Let me start with an admission:  My firm was cited by the State Department for a security breach.  In truth, the actual breach itself was the transmission of a site plan from one of our consultants, the Mechanical, Electrical and Plumbing firm to be precise, from their office to one of my guys in our office.  It was not transmitted to us via our secure server, but through a commercial e-mail account.  As per protocol and common sense, the guy who actually received the offending e-mail, notified me immediately.  And since I was the office Security Officer I immediately notified our overlords at State of the breach. 

As you can imagine, I was not pleased with this situation particularly after more than a decade back then of working with the State Department renovating overseas facilities and designing new ones. (This timeline would eventually stretch to over two decades.)  We had invested somewhere in the neighborhood of $100,000 in new computers, security equipment, special code locks on the doors, beefed up bars on the windows, special logon procedures, special storage devices and a whole lot of other stuff to protect classified documents and transmissions.  And these douchebag consultants, who had the same requirements and training that we had, sent us a classified document via Microsoft Office.  But there you go. 
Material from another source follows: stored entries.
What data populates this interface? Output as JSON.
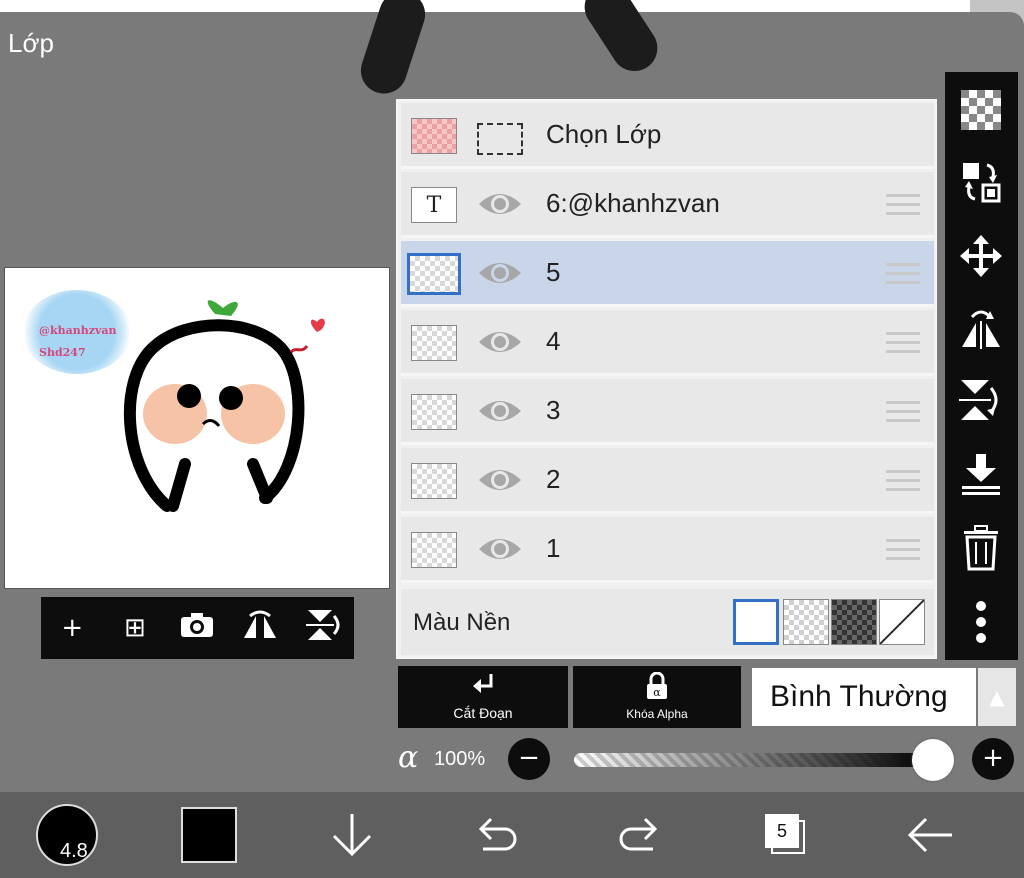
{
  "panel": {
    "title": "Lớp"
  },
  "preview": {
    "watermark_line1": "@khanhzvan",
    "watermark_line2": "Shd247",
    "tools": [
      {
        "name": "add-layer-icon",
        "glyph": "+"
      },
      {
        "name": "add-copy-layer-icon",
        "glyph": "⊞"
      },
      {
        "name": "camera-icon",
        "glyph": "📷"
      },
      {
        "name": "flip-horizontal-icon",
        "glyph": "⇋"
      },
      {
        "name": "flip-vertical-icon",
        "glyph": "⇵"
      }
    ]
  },
  "layers": {
    "select_row_label": "Chọn Lớp",
    "items": [
      {
        "name": "6:@khanhzvan",
        "type": "text",
        "selected": false
      },
      {
        "name": "5",
        "type": "raster",
        "selected": true
      },
      {
        "name": "4",
        "type": "raster",
        "selected": false
      },
      {
        "name": "3",
        "type": "raster",
        "selected": false
      },
      {
        "name": "2",
        "type": "raster",
        "selected": false
      },
      {
        "name": "1",
        "type": "raster",
        "selected": false
      }
    ],
    "background_label": "Màu Nền",
    "background_options": [
      "white",
      "transparent",
      "dark-checker",
      "none"
    ],
    "background_selected": "white",
    "text_thumb_glyph": "T"
  },
  "right_toolbar": [
    {
      "name": "transparency-icon"
    },
    {
      "name": "swap-layer-icon"
    },
    {
      "name": "move-icon"
    },
    {
      "name": "flip-layer-horizontal-icon"
    },
    {
      "name": "flip-layer-vertical-icon"
    },
    {
      "name": "merge-down-icon"
    },
    {
      "name": "trash-icon"
    },
    {
      "name": "more-icon"
    }
  ],
  "actions": {
    "clipping_label": "Cắt Đoạn",
    "alpha_lock_label": "Khóa Alpha",
    "blend_mode": "Bình Thường"
  },
  "opacity": {
    "symbol": "α",
    "value_label": "100%",
    "value": 100,
    "minus": "−",
    "plus": "+"
  },
  "bottom_bar": {
    "brush_size": "4.8",
    "current_color": "#000000",
    "layer_count": "5"
  },
  "colors": {
    "selection_blue": "#3470c7",
    "selected_row": "#c9d6ea",
    "toolbar_black": "#0d0d0d",
    "panel_gray": "#7a7a7a"
  }
}
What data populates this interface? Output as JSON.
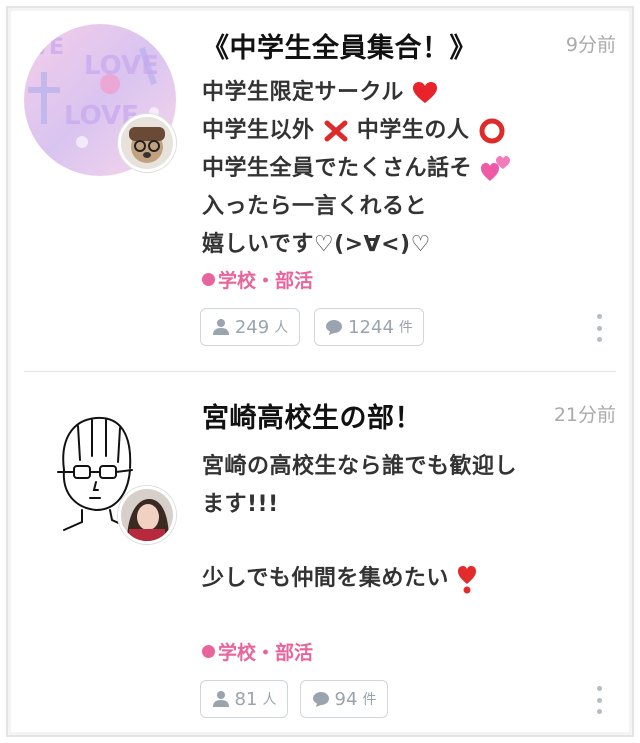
{
  "posts": [
    {
      "title": "《中学生全員集合！》",
      "time": "9分前",
      "body_lines": [
        "中学生限定サークル",
        "中学生以外",
        "中学生の人",
        "中学生全員でたくさん話そ",
        "入ったら一言くれると",
        "嬉しいです♡(>∀<)♡"
      ],
      "category": "学校・部活",
      "members": "249",
      "members_unit": "人",
      "posts_count": "1244",
      "posts_unit": "件",
      "avatar_icon": "love-pastel-avatar",
      "owner_icon": "owner-avatar"
    },
    {
      "title": "宮崎高校生の部！",
      "time": "21分前",
      "body_lines": [
        "宮崎の高校生なら誰でも歓迎し",
        "ます!!!",
        "",
        "少しでも仲間を集めたい"
      ],
      "category": "学校・部活",
      "members": "81",
      "members_unit": "人",
      "posts_count": "94",
      "posts_unit": "件",
      "avatar_icon": "sketch-face-avatar",
      "owner_icon": "owner-avatar"
    }
  ],
  "colors": {
    "category": "#e8649c",
    "pill_text": "#9aa4ae",
    "time": "#aaaaaa"
  }
}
Here’s what happened.  We quarantined the offending transmission, took a hard copy to a meeting with a couple of State’s security experts as well as our program handlers, we discussed what had happened, they looked over the offending document and the train of evidence, and they determined that although there had been a breach, there had been no release of classified information to the outside world.  And that was the end of the incident.  I am pleased that in two decades of handling classified info (all plans we produced were classified and they number in the tens of thousands of sheets) we suffered only one security breach (and I will point out again – not because of us) which to me, is a record to be pretty damned proud of.  Maybe my monthly security training session with the staff actually did some good.

But let’s move on to the whole e-mail stuff.  Again, I base my writings here on my personal experience.  I’ll begin with an incident that happened in Kabul, Afghanistan, on one of my many trips there since my firm designed the New U.S. Embassy in Kabul, the staff housing and a number of other facilities on the U.S. Embassy compound.  (This was not the time that a well-aimed RPG demolished the radio-TV station across the street from the compound and about 75 yards from the hutch I was occupying at the time.)  I had asked one of the Department’s architects for the revised plan for the compound.  The new ambassador had cut down all the trees that lined the front of the compound that we had worked tirelessly with the former ambassador to save, but ultimately to no avail.)  Some parts of the compound’s configuration had changed as a result.  Well, as I settled myself into a chair next to him watching his computer screen while he rooted around looking for the site plan, what popped up on the screen was a nude pic of his girlfriend.  I mean, not bad looking but it wasn’t something that I was expecting.  He was, needless to say, red-faced and embarrassed.  Now this was an anomaly in State staff’s handling of classified documents, at least in my experience.   But I wasn’t all that much surprised. 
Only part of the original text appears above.